It's summer time and everyday I fight the temptation to let my boys zone out in front of the computer or television. So, after a lot of coffee this morning I decided to get my boys outside and do a little gardening with them. And I do mean a little gardening. Is it really even gardening if your husband already did the prep work? But moving on...it started off with me telling the boys about my plan for planting beans. I had envisioned them smiling and reacting with joyful enthusiasm. Okay, that might be a little optimistic, but my boys really do love to garden so I expected they'd be somewhat excited. Instead, my youngest wanted to run in circles in the living room and my oldest acted indifferent to the idea. Hmmm...

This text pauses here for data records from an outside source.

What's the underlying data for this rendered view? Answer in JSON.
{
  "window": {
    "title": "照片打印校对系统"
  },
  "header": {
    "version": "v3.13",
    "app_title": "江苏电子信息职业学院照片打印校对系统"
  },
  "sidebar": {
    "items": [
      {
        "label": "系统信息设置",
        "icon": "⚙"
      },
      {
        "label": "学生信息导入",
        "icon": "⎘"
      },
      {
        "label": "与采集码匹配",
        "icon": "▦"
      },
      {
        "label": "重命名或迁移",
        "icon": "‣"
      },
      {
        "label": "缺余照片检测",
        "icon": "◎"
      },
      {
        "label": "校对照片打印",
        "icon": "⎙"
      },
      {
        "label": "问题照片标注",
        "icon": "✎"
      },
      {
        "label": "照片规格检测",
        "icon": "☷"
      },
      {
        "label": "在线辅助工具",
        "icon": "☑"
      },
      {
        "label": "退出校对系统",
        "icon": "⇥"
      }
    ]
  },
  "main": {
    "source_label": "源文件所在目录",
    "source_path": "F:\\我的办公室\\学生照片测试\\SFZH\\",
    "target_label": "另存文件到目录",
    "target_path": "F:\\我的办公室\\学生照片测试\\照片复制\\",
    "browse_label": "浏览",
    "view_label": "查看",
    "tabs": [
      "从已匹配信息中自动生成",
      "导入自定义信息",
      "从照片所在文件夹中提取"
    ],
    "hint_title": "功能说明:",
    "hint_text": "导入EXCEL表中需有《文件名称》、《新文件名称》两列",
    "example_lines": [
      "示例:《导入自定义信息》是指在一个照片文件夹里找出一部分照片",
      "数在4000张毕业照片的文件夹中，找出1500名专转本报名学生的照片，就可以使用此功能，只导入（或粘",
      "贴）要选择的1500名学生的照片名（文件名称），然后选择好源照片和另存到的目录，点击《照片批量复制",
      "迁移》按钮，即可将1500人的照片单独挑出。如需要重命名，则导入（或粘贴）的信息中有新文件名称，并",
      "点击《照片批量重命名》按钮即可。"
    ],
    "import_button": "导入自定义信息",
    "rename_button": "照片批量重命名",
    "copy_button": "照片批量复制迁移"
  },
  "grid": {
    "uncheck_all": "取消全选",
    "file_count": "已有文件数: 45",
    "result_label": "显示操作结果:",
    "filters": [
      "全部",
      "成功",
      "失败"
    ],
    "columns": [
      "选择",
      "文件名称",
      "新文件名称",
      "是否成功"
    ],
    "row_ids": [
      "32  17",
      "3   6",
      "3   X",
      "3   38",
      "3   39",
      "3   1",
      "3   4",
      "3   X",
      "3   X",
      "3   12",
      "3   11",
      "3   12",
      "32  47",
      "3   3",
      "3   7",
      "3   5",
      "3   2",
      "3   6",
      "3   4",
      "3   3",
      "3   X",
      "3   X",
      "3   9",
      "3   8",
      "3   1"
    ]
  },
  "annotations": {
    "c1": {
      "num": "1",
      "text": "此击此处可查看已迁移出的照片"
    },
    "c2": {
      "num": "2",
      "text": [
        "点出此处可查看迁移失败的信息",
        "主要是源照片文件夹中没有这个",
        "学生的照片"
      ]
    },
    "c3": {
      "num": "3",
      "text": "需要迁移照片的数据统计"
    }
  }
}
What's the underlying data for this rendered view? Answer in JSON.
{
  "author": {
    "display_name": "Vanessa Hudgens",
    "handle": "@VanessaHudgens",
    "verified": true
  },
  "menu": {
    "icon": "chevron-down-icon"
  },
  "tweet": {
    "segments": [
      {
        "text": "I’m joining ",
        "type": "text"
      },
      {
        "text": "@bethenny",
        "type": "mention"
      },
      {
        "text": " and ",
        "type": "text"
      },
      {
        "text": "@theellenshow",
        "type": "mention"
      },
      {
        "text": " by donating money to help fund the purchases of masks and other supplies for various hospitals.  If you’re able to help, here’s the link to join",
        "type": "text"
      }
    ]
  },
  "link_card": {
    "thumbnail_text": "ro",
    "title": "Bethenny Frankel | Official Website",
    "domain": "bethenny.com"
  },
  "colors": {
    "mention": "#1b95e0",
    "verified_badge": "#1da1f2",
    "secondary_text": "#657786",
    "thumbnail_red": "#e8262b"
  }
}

Already, this wasn't going how I pictured it would in my mind. I guess I had hoped we would gather around the garden together and laugh while we dig in the fresh dirt, all the while I would be sharing motherly wisdom about life. If only it actually ever worked out that way. I then decided that their indifference was okay. I would just head out with my gardening tools and hope they would follow. My oldest joined me as I figured he would. It was fun for maybe five minutes until the mosquitoes decided they were hungry for the Legate breakfast buffet that featured me and Isaac as the main course. On top of that there were gross white bugs that had infested the garden soil. Ugh.

As I watched my itchy little boy head for the house, I couldn't help but feel disappointed for him and for myself. This whole gardening thing had gone differently in my mind. I was frustrated that even the simple little things in life can easily turn to disappointment. Add the little disappointments to the big disappointments, and one can easily start to feel frustrated. I was determined to complete this planting fiasco, despite the gross white bugs in the soil and the itchy bites that now covered my legs. As I was left alone with the garden and the mosquitoes I began to think about how this world really is cursed. From the little things in life to the big things in life, so much can go wrong. I pulled at the relentless weeds coming up around the tomato plants; a reminder of the story of the fall of human kind in Genesis. To Adam he said, "Because you listened to your wife and ate fruit from the tree about which I commanded you, 'You must not eat from it,' "Cursed is the ground because of you; through painful toil you will eat food from it all the days of your life."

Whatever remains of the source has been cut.